Thursday 1 March 2018

snowbound

The Systems Administrator went to London as planned for yesterday's lunch.  It took two changes of train each way.  On the return journey, waiting at Colchester for the local connection, the SA saw one train delayed for fifteen minutes because the sliding doors had frozen open.  When the SA's train stopped at Colchester Hythe the doors failed to open, and it set off again with the Hythe-bound passengers still trapped inside.  They managed to escape at Wivenhoe via a door at the front of the train that was working, and the SA was able to alight at our local station by the same door and yomped back across the fields in the dark.  The lane to the house had already filled with drifts up to knee height, blowing off the fields.
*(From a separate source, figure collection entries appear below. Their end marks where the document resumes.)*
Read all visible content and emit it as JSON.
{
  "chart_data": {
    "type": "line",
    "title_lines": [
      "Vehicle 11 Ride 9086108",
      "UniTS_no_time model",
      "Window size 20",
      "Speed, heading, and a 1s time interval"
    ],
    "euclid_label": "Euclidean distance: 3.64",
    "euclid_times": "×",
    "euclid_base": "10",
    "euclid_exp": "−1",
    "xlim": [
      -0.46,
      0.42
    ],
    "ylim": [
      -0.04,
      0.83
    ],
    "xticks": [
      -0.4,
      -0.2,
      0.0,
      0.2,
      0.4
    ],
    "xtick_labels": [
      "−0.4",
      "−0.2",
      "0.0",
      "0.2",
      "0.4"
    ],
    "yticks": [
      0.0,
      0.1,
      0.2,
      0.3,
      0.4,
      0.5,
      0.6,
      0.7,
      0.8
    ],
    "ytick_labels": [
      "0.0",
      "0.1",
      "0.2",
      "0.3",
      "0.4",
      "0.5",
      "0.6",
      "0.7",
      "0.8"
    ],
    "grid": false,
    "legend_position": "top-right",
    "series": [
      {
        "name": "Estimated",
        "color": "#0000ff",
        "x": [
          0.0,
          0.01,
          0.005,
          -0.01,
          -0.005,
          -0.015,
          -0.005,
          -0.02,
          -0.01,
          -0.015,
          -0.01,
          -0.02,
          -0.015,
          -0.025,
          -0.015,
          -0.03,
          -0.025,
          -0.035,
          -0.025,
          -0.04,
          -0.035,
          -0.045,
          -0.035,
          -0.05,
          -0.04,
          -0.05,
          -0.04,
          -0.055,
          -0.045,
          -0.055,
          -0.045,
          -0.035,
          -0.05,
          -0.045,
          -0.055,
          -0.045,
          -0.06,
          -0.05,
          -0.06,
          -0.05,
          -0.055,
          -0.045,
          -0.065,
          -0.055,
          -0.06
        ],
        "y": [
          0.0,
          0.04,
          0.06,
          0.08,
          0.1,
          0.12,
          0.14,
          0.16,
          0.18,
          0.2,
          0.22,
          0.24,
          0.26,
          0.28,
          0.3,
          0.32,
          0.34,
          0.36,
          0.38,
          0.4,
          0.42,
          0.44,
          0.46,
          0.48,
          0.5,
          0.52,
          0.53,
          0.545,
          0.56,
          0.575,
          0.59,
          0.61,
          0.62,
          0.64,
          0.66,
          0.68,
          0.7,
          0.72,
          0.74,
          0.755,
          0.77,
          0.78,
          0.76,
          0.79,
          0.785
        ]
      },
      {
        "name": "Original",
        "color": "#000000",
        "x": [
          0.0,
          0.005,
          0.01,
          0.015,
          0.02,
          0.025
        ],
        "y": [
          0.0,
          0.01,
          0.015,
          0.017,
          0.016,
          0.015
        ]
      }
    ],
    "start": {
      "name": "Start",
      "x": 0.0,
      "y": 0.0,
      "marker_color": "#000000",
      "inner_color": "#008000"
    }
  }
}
I walked down to the gate to look at the lane after breakfast, expecting some drifts, and found the entire track covered with about a foot of snow, drifting to two or three feet in places.  That answered the question of whether the Skoda was going to the garage this morning for its annual service and MoT.  They did ring yesterday afternoon and I had to warn them then that while I hadn't forgotten about the service, it depended on whether I could get the car off the farm.  I rang back first thing this morning to break the bad news, but the manager was very nice about it.  His own usual route to work was impassible this morning due to drifting snow, which probably made him more inclined to believe me.

The chickens still will not come out of their house.  I stood by their door making coaxing noises, and a couple of them poked their heads out making small pitiful burbles but they would not budge.  I began to worry that they were not getting anything to drink, and cracked and put a basin of water in the house.  I had thought that thirst was such a powerful instinct that they would come out for water if they were really thirsty, and it can only be a matter of time now before they kick sawdust in to the bowl and tip it over, which I was trying to avoid since it must be quite bad enough at the moment being a chicken as it is, without having a wet house.  It is difficult to know what to do for the best.

We are running out of bread.  I started to make a loaf, on the grounds that it would be quite nice to have some bread in this weather, and for something to do.  After two hours of proving the dough, far from being spongy and elastic, is still determindley solid, so we may have fresh bread later on, or may be stuck with ryvita and oat cakes for the duration.

The cats are very bored and very irritable, except for Our Ginger who is philosophical about these things and didn't want to go outside that badly in the first place.  Mr Fidget went out briefly and caught a thrush, to my extreme annoyance.  Roll on the thaw, although I think we will need to start digging once the wind drops if we don't want to be stuck here for days.